Um dos focos do PMDB em busca de novos filiados é justamente São Paulo. Lá, os petistas fizeram de tudo para afastar Gilberto Kassab do partido. Conseguiram. Mas, de acordo com o presidente da legenda, senador Valdir Raupp (RO), mais de 300 líderes de municípios paulistas deixaram siglas de origem rumo ao partido. “Estamos em uma cruzada, uma campanha nacional. Orientamos o diretório para fazer novas filiações de lideranças com vistas nas eleições de 2012. Não podemos obrigar, mas a preferência é por candidaturas próprias. O partido está sendo bastante procurado”, afirma Raupp.
Nessa cruzada para que o PMDB ganhe autonomia com vistas a valorizar o próprio passe em 2014, Raupp conta com o vice-presidente Michel Temer. O segundo na linha sucessória se colocou à disposição do partido para ajudar nessa atração. Em breve, ele deve se reunir com o presidente da Federação das Indústrias de São Paulo (Fiesp), Paulo Skaf, atualmente filiado ao PSB. “Vamos marcar um encontro, Skaf, Temer e eu. Ele demonstrou interesse de vir para o PMDB”, conta o presidente do partido.
Passado
Em suas reuniões mais fechadas, o PMDB concluiu que só crescer e arregimentar novos filiados não resolverá o problema do partido. É preciso “limpar a biografia” desgastada com as notícias que saem frequentemente envolvendo líderes do partido em escândalos. Nos últimos 10 anos, praticamente todos os senadores que comandaram o partido tiveram de dar explicações, a começar pelo presidente da Casa, José Sarney, e pelo líder da bancada, Renan Calheiros. As pesquisas internas que o partido tem feito para avaliar como anda a imagem revelam que, aliada à importância histórica de ter sido fundamental para o processo de redemocratização, a cara do PMDB hoje é de um agrupamento em busca de cargos em qualquer governo.
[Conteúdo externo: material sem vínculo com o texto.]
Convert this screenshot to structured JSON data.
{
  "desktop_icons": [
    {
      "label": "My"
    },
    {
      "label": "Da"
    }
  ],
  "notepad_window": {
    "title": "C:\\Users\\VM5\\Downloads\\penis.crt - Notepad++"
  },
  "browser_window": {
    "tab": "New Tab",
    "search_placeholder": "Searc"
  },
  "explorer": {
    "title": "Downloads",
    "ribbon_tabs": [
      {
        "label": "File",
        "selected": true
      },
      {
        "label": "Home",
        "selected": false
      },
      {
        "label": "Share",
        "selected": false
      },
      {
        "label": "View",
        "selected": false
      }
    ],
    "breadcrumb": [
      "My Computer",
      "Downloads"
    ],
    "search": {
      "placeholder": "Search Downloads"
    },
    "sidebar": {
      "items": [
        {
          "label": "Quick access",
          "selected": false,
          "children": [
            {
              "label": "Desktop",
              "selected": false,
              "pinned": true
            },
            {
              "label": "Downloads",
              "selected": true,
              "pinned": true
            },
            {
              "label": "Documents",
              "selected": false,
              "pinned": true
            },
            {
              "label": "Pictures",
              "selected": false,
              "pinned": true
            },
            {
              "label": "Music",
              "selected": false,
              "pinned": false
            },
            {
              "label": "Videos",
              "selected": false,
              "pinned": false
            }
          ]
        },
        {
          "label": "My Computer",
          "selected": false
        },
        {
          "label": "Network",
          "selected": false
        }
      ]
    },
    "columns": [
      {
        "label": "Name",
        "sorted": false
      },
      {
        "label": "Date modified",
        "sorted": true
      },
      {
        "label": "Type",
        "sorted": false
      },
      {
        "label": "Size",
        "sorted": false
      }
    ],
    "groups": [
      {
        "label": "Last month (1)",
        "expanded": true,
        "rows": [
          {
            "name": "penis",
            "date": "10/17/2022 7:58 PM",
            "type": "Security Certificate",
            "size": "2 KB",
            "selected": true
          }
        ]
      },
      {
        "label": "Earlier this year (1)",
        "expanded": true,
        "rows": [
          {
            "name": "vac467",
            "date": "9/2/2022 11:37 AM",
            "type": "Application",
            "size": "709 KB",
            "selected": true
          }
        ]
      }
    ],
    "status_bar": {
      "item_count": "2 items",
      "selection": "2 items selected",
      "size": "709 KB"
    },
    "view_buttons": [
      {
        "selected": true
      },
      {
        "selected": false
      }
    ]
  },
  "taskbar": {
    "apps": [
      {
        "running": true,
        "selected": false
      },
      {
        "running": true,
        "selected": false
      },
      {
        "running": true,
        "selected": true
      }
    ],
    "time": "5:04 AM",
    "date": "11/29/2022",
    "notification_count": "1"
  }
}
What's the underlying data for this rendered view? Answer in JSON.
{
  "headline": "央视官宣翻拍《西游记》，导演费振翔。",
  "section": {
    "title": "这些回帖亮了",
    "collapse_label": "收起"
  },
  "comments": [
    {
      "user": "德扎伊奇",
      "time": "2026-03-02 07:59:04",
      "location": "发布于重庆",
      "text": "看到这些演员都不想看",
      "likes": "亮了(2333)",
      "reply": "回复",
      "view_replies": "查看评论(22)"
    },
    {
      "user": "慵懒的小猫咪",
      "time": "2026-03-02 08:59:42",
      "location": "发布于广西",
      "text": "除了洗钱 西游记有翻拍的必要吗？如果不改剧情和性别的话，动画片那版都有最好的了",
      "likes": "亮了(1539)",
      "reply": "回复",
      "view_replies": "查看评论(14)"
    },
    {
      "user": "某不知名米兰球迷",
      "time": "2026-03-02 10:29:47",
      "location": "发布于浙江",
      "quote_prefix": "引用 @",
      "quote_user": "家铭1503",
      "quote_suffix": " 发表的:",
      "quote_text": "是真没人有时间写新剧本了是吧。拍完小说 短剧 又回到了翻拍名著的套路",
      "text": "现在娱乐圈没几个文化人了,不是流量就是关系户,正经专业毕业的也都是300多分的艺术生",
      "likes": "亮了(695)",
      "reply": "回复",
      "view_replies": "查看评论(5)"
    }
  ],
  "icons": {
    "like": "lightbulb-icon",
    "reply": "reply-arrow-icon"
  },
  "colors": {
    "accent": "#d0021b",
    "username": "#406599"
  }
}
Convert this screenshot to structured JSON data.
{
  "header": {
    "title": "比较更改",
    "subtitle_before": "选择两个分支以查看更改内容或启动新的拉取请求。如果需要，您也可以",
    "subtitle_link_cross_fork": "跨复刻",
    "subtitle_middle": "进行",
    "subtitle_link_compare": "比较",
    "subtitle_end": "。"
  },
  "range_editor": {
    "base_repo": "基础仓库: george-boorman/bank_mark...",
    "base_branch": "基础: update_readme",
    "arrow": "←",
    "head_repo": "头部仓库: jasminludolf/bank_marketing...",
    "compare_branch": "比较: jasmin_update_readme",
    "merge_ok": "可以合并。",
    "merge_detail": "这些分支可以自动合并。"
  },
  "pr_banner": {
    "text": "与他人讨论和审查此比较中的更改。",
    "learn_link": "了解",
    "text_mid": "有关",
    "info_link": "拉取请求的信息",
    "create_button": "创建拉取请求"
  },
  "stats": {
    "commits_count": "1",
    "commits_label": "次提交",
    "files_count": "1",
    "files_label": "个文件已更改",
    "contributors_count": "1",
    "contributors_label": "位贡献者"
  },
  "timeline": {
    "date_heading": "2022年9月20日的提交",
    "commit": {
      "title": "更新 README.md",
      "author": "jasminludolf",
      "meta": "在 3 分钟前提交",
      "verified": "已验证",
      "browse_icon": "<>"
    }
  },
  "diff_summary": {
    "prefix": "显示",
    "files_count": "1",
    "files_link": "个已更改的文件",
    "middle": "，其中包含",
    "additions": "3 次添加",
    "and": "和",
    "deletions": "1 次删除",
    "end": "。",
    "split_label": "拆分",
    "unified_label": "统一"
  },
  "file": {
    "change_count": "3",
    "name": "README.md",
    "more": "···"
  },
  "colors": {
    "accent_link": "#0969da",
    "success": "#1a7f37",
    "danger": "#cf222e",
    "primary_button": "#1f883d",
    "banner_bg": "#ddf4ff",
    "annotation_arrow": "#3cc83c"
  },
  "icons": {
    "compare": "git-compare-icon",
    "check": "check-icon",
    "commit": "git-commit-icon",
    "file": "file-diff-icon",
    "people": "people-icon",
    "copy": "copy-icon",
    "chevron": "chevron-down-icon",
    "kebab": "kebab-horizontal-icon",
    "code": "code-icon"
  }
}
E a avaliação geral é a de que essa fórmula está com o prazo de validade vencido.
Mas, ao contrário do antigo PFL, que mudou de nome e entregou seu comando à ala jovem, a cúpula do PMDB decidiu ela mesma tentar empreender essa mudança. O partido montou cursos de gestão pública nos municípios para seu novos filiados. Do ponto de vista político, houve uma divisão de tarefas. Enquanto Renan e o líder Henrique Eduardo Alves cuidam da relação com o governo — leia-se cargos — grupos de parlamentares reúnem-se para cuidar de bandeiras que o PMDB possa empunhar no futuro. Como vice-presidente da Câmara, a deputada Rose de Freitas (PMDB-ES) tem feito esse trabalho.
No Senado, um G5 trabalha no mesmo sentido. O grupo é formado por Pedro Simon (RS), Jarbas Vasconcelos (PE), Luiz Henrique (SC), Cacildo Maldaner (SC) e Roberto Requião (PR). A ideia é ampliar essa parcela e construir uma ala mais independente do governo, que possa refrigerar o partido, não para colocar a faca no pescoço de Dilma Rousseff e discutir cargos, mas para pensar o futuro. Recentemente, parte desse grupo foi ao gabinete de Temer. Lá, a conclusão foi uma: ou o PMDB se reinventa e constrói bandeiras e pontes com a população, ou será tragado. E, de partidos em frangalhos, avaliam os peemedebistas, já basta o DEM.
O PMDB quer sair maior das eleições municipais, ampliando o número de prefeituras de 1.160 para 1.200. Também está nos planos dobrar o número de capitais sob o seu comando, das atuais quatro para oito. As câmaras municipais também estão na mira. De acordo com Raupp, o partido tem 8.500 vereadores e pretende chegar ao patamar de 10 mil.
Caravana
No próximo fim de semana, o partido promoverá seminário no Mato Grosso do Sul para discutir o plano de ações para as eleições de 2012. A cúpula percorrerá todos os estados até junho, orientando os diretórios. O senador Waldemir Moka (PMDB-MS) conta que o partido tem sido muito procurado no estado e que o seminário será oportunidade de apresentar os novos filiados. “O PMDB sempre se fortalece nas urnas. O seminário tem o objetivo de ampliar o partido para 2012. A força do PMDB sempre saiu dos municípios.”
Ao mesmo tempo em que um grupo de peemedebistas trabalha pela reconstrução da imagem do partido, o comando da legenda permanece com o binóculo focando para a distribuição dos cargos do governo federal. Na avaliação dos peemedebistas, a cobrança reflete o desejo de dividir o poder que conquistaram junto com os petistas ao eleger a chapa Dima Rousseff/Michel Temer. O PMDB está indócil com o que considera um descaso.